What is in a name really? This question seems to have murdered the sleep of Limbe Chiefs as they attempted to conjure a name for the new stadium in the Ngeme neighbourhood of the coastal town.
Christening the new stadium is one of the blights plaguing the sports ground.

A name, water supply, electricity, parking lot and access road; all of these have suddenly become urgent requirements to be added to the new stadium.
A week ago, Southwest Governor, Bernard Okalia Bilai, urged the chiefs in Limbe to propose a name for the 20,000-seat stadium.

Okalia had told the Chiefs to conceal the proposed name for transmission to President Biya to take the final decision on what name to give the new stadium.
Afterwards, names like Paul Biya Stadium, Nyango Na Mana (Sea Goddess) and Njalla Quan filtered out from the “naming” conference.

The name Paul Biya seemed to cause discomfort among some people when they considered that the Olembe stadium in Yaounde would be named after the Head of State. Then again, there are indigenous historical sentiments to take into account.

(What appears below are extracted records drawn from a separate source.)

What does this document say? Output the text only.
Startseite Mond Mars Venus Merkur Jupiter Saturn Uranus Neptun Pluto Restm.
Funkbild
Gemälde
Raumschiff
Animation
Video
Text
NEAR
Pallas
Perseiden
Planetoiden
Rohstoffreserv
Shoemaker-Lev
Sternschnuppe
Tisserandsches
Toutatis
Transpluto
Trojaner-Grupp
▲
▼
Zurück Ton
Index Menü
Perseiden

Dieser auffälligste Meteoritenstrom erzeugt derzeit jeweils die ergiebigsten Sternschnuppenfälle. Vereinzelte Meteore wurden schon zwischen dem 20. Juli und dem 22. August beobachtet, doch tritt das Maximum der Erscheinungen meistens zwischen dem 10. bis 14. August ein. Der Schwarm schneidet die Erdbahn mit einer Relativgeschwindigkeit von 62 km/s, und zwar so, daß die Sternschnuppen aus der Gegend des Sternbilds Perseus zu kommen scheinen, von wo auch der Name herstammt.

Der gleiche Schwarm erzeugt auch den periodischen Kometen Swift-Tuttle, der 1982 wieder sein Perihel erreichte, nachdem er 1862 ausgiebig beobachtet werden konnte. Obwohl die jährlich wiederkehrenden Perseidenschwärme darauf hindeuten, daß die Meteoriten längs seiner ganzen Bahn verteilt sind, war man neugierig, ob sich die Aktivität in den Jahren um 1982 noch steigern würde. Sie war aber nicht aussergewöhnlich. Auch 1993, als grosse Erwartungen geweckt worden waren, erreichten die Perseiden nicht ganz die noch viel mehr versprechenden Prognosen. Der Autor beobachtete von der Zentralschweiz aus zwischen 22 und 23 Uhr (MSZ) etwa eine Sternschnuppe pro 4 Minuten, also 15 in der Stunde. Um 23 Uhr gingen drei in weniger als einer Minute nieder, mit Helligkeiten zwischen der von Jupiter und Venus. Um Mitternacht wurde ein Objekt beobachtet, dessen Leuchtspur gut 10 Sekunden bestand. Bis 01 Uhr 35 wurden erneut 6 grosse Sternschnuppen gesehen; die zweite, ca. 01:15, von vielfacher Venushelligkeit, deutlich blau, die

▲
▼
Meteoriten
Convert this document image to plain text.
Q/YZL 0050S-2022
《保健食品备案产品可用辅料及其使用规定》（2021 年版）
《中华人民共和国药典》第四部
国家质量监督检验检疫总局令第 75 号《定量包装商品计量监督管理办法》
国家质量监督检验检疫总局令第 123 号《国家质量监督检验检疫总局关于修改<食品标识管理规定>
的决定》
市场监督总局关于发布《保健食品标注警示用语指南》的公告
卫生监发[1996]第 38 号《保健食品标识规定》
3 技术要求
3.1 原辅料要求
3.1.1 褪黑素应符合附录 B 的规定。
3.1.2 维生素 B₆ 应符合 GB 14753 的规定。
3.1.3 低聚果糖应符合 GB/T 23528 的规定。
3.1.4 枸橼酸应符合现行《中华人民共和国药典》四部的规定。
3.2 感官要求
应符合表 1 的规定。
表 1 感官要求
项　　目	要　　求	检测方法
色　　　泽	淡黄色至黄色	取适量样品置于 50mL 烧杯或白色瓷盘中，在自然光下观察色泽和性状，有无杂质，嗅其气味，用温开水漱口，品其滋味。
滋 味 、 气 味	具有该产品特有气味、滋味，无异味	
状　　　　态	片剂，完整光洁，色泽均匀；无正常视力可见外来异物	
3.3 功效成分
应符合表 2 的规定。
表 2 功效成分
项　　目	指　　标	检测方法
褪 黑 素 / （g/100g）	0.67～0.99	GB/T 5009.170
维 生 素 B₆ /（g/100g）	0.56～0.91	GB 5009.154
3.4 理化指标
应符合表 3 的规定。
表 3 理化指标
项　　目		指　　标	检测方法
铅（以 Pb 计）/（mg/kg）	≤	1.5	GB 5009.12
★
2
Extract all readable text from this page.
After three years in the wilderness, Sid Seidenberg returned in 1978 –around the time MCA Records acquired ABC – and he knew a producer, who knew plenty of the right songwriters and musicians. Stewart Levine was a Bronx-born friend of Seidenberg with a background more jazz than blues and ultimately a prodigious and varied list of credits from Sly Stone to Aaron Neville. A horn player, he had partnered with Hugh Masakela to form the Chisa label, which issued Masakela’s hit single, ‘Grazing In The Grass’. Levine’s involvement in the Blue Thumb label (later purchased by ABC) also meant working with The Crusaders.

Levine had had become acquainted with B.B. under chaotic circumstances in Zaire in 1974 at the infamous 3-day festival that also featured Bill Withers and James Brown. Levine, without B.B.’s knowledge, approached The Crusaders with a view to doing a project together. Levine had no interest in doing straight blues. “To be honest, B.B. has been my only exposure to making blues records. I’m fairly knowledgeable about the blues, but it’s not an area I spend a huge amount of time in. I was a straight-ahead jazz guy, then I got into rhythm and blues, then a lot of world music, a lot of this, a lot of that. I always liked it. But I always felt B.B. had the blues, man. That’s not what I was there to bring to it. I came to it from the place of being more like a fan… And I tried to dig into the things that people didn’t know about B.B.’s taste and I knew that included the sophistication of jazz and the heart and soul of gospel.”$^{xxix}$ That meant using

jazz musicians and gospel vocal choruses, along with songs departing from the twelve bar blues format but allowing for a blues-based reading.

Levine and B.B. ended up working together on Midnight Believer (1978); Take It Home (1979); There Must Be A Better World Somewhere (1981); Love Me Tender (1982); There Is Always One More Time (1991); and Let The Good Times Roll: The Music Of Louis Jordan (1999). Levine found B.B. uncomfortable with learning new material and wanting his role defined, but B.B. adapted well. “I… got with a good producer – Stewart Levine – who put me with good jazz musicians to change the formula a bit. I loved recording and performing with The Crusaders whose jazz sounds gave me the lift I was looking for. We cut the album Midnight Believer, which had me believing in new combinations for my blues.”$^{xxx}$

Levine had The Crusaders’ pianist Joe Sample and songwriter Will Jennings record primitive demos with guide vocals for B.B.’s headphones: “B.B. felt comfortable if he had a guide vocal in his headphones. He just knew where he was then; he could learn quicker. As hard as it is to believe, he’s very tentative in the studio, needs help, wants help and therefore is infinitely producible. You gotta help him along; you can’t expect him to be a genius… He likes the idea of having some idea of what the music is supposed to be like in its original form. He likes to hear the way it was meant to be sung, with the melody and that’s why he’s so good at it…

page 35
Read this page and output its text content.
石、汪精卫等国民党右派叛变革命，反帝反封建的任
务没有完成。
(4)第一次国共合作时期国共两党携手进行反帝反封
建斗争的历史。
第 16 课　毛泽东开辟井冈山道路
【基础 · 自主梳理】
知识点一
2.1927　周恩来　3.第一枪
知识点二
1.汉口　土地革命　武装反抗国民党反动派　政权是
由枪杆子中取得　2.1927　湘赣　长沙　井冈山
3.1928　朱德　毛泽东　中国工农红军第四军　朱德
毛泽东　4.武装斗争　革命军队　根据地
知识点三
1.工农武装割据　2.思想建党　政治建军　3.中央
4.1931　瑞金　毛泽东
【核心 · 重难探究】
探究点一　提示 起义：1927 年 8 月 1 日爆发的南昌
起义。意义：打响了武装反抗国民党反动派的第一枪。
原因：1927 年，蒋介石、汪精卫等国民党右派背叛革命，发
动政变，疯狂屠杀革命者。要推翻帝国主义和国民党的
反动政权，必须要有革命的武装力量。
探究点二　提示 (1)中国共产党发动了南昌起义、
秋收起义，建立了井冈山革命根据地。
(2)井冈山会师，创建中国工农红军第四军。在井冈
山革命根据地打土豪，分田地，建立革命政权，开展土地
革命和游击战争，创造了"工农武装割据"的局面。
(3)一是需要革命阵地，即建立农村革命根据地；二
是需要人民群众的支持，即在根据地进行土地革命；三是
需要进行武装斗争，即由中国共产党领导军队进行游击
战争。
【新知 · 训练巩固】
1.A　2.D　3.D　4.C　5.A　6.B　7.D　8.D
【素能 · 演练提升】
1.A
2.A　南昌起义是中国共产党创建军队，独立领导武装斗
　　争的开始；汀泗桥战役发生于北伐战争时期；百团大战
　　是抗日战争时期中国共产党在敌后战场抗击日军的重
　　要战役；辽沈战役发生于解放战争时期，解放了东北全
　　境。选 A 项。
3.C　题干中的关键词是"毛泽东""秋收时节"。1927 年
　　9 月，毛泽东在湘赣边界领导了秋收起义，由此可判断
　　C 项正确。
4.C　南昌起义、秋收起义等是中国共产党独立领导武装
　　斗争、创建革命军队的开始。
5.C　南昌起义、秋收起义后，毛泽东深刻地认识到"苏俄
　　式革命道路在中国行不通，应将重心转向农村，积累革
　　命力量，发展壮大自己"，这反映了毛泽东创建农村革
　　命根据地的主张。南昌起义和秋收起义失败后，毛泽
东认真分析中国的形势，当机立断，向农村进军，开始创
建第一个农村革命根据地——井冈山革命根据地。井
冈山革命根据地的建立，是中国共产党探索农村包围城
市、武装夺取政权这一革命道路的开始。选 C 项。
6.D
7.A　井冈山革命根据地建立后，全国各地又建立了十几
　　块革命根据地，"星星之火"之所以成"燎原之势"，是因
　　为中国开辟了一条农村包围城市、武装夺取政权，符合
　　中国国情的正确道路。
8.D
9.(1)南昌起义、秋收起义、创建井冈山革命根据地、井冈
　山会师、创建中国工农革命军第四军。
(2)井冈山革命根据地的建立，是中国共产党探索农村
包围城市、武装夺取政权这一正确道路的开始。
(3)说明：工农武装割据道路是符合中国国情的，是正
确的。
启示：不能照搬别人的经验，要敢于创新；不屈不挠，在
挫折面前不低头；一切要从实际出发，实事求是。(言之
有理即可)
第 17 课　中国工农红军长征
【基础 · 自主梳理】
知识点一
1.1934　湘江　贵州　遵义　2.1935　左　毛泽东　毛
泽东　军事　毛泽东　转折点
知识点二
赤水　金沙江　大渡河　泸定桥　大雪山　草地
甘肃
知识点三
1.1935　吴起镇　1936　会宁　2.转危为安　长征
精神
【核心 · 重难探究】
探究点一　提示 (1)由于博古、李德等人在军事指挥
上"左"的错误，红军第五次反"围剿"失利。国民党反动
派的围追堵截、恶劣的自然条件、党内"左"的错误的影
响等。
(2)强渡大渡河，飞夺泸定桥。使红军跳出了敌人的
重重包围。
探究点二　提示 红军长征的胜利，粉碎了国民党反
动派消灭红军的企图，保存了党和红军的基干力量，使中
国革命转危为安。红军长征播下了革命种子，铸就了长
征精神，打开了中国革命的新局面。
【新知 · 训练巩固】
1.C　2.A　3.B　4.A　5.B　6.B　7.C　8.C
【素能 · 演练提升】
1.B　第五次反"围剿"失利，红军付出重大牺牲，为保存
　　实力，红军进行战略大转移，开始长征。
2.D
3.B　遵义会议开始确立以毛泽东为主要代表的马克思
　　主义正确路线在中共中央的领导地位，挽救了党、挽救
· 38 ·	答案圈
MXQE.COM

The Bakweris in Limbe revere Nyango Na Muna whom they believe offers them protection especially at sea and provides bountiful fish.
Then there is late Henry Njalla Quan; a son of the soil who promoted football in Limbe and beyond.
As General Manager of Cameroon Development Corporation, CDC, Njalla Quan supported local teams such as Opopo.

In 2000, he opened a football academy which he named after himself, the Njalla Quan Sports Academy, producing an elite division team.

If all these names fail to make it on the baptismal card of the new stadium, why not Oil Palm Stadium since the sports ground is sitting on a spot which used to be part of the oil palm farms of CDC?
The stadium could still be named after the Bakweri’s elephant dance or after a local football icon.